I reckon that the sense that somehow there is always more to do is one of our commonest shared afflictions.
But, weirdly, the bible has pretty stern words for people who don’t keep themselves productively busy. The writer of Proverbs warns that ‘a little sleep, a little slumber, a little folding of the hands to rest, and poverty will come upon you like a robber.’
Now it’s not really my job to come on here and contradict the Bible; but seriously? Sleep, rest, folding of the hands: these are vital to health and happiness. No one ever fell into want from curling up in a chair for a little while.
It’s a relief then to remember that Jesus’ rather more chilled advice was essentially to love each other and not worry. After all, as he put it, ‘Who, by worrying, can add a single hour to his life’.

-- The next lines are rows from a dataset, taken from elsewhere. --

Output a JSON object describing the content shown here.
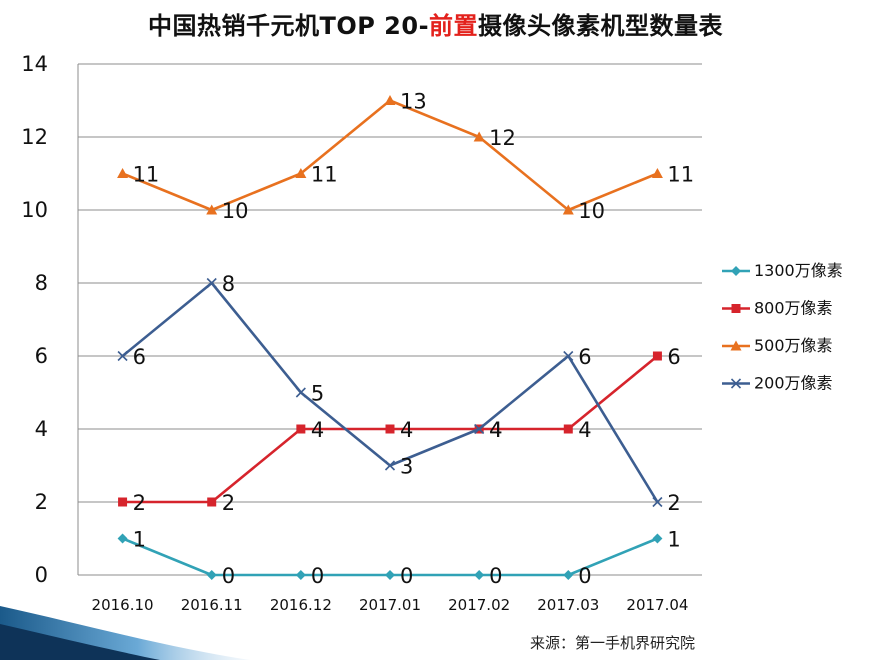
{
  "title": {
    "part1": "中国热销千元机TOP 20-",
    "highlight": "前置",
    "part2": "摄像头像素机型数量表",
    "highlight_color": "#e3211c"
  },
  "source": "来源：第一手机界研究院",
  "chart_data": {
    "type": "line",
    "title": "中国热销千元机TOP 20-前置摄像头像素机型数量表",
    "xlabel": "",
    "ylabel": "",
    "categories": [
      "2016.10",
      "2016.11",
      "2016.12",
      "2017.01",
      "2017.02",
      "2017.03",
      "2017.04"
    ],
    "y_ticks": [
      "0",
      "2",
      "4",
      "6",
      "8",
      "10",
      "12",
      "14"
    ],
    "ylim": [
      0,
      14
    ],
    "grid": true,
    "legend_position": "right",
    "series": [
      {
        "name": "1300万像素",
        "values": [
          1,
          0,
          0,
          0,
          0,
          0,
          1
        ],
        "color": "#31a2b6",
        "marker": "diamond",
        "labels": [
          "1",
          "0",
          "0",
          "0",
          "0",
          "0",
          "1"
        ]
      },
      {
        "name": "800万像素",
        "values": [
          2,
          2,
          4,
          4,
          4,
          4,
          6
        ],
        "color": "#d6242c",
        "marker": "square",
        "labels": [
          "2",
          "2",
          "4",
          "4",
          "4",
          "4",
          "6"
        ]
      },
      {
        "name": "500万像素",
        "values": [
          11,
          10,
          11,
          13,
          12,
          10,
          11
        ],
        "color": "#e8711f",
        "marker": "triangle",
        "labels": [
          "11",
          "10",
          "11",
          "13",
          "12",
          "10",
          "11"
        ]
      },
      {
        "name": "200万像素",
        "values": [
          6,
          8,
          5,
          3,
          4,
          6,
          2
        ],
        "color": "#3d5e91",
        "marker": "x",
        "labels": [
          "6",
          "8",
          "5",
          "3",
          "4",
          "6",
          "2"
        ]
      }
    ]
  }
}
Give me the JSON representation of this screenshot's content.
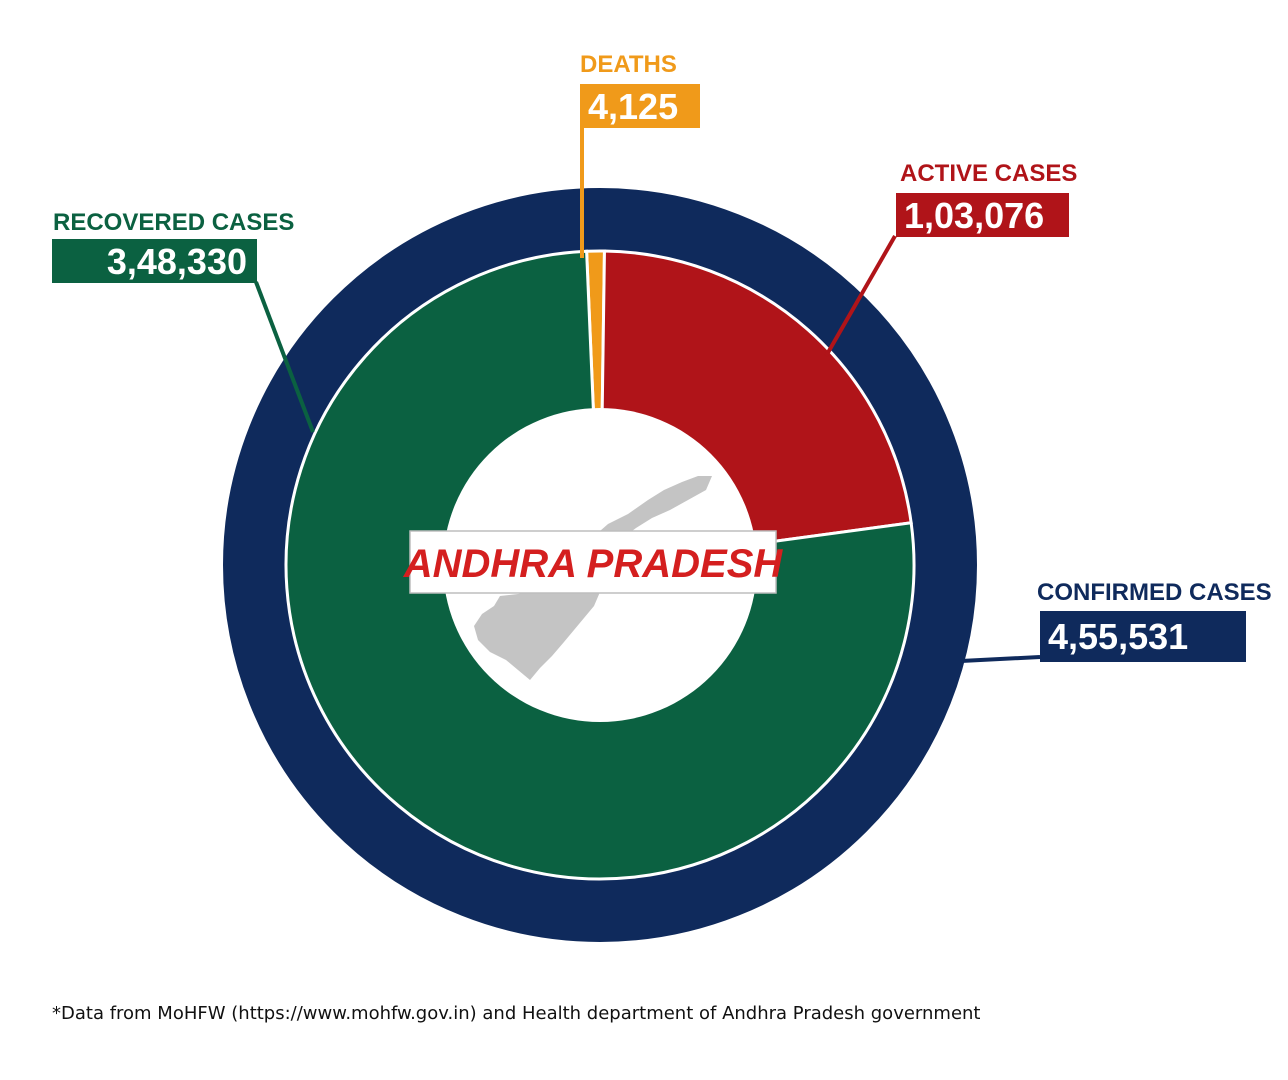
{
  "chart_data": {
    "type": "pie",
    "center_label": "ANDHRA PRADESH",
    "outer_ring": {
      "label": "CONFIRMED CASES",
      "value": 455531,
      "display": "4,55,531",
      "color": "#0f2a5c"
    },
    "slices": [
      {
        "name": "DEATHS",
        "value": 4125,
        "display": "4,125",
        "color": "#f09a1a"
      },
      {
        "name": "ACTIVE CASES",
        "value": 103076,
        "display": "1,03,076",
        "color": "#b01419"
      },
      {
        "name": "RECOVERED CASES",
        "value": 348330,
        "display": "3,48,330",
        "color": "#0b6141"
      }
    ],
    "map_color": "#c4c4c4"
  },
  "footnote": "*Data from MoHFW (https://www.mohfw.gov.in) and Health department of Andhra Pradesh government"
}
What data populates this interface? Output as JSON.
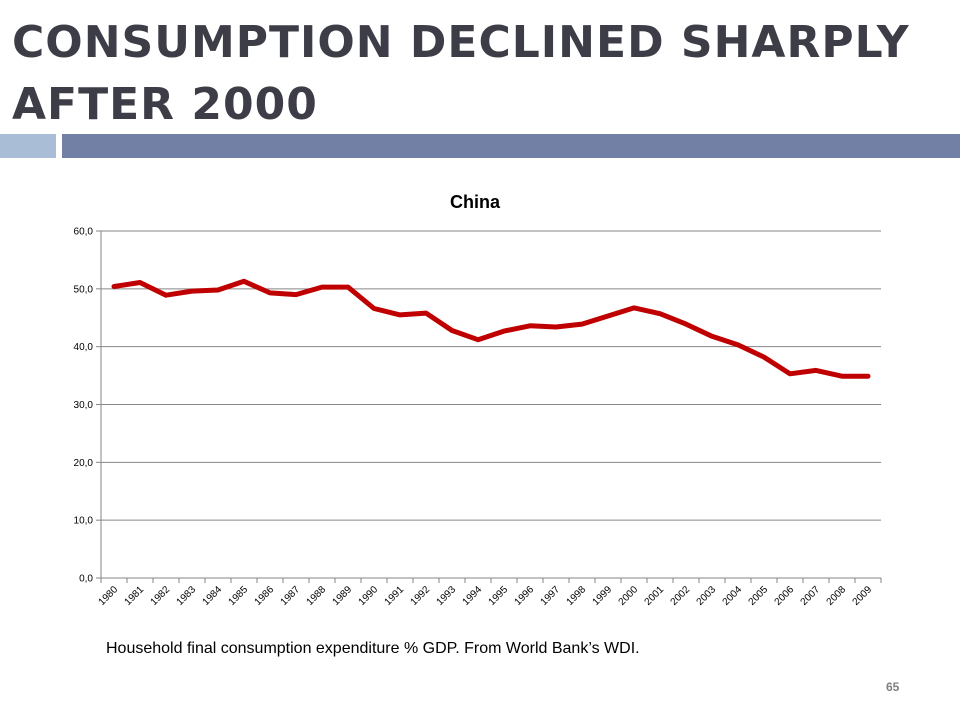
{
  "slide": {
    "title": "CONSUMPTION DECLINED SHARPLY AFTER 2000",
    "caption": "Household final consumption expenditure % GDP. From World Bank’s WDI.",
    "page_number": "65",
    "colors": {
      "title": "#3d3d47",
      "accent_light": "#a9bdd6",
      "accent_dark": "#7280a6"
    }
  },
  "chart_data": {
    "type": "line",
    "title": "China",
    "xlabel": "",
    "ylabel": "",
    "categories": [
      "1980",
      "1981",
      "1982",
      "1983",
      "1984",
      "1985",
      "1986",
      "1987",
      "1988",
      "1989",
      "1990",
      "1991",
      "1992",
      "1993",
      "1994",
      "1995",
      "1996",
      "1997",
      "1998",
      "1999",
      "2000",
      "2001",
      "2002",
      "2003",
      "2004",
      "2005",
      "2006",
      "2007",
      "2008",
      "2009"
    ],
    "series": [
      {
        "color": "#c00000",
        "values": [
          50.4,
          51.1,
          48.9,
          49.6,
          49.8,
          51.3,
          49.3,
          49.0,
          50.3,
          50.3,
          46.6,
          45.5,
          45.8,
          42.8,
          41.2,
          42.7,
          43.6,
          43.4,
          43.9,
          45.3,
          46.7,
          45.7,
          43.9,
          41.8,
          40.3,
          38.2,
          35.3,
          35.9,
          34.9,
          34.9
        ]
      }
    ],
    "ylim": [
      0,
      60
    ],
    "yticks": [
      0,
      10,
      20,
      30,
      40,
      50,
      60
    ],
    "ytick_labels": [
      "0,0",
      "10,0",
      "20,0",
      "30,0",
      "40,0",
      "50,0",
      "60,0"
    ],
    "grid": true,
    "legend": "none"
  }
}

So this week, this term, this autumn as we all say goodbye to a thoroughly not-idle summer, I plan occasionally to be idle; not just to sweep the yard but to sit in the yard, not just to strive after contentment but to be content. And I hope that some Mondays I’ll wake up raring to go, and not just raring to go back to sleep.
The image is a detail from The Rest on the Flight into Egypt by Orazio Gentileschi, c.1626-8; now in the Kunsthistorisches Museum, Vienna.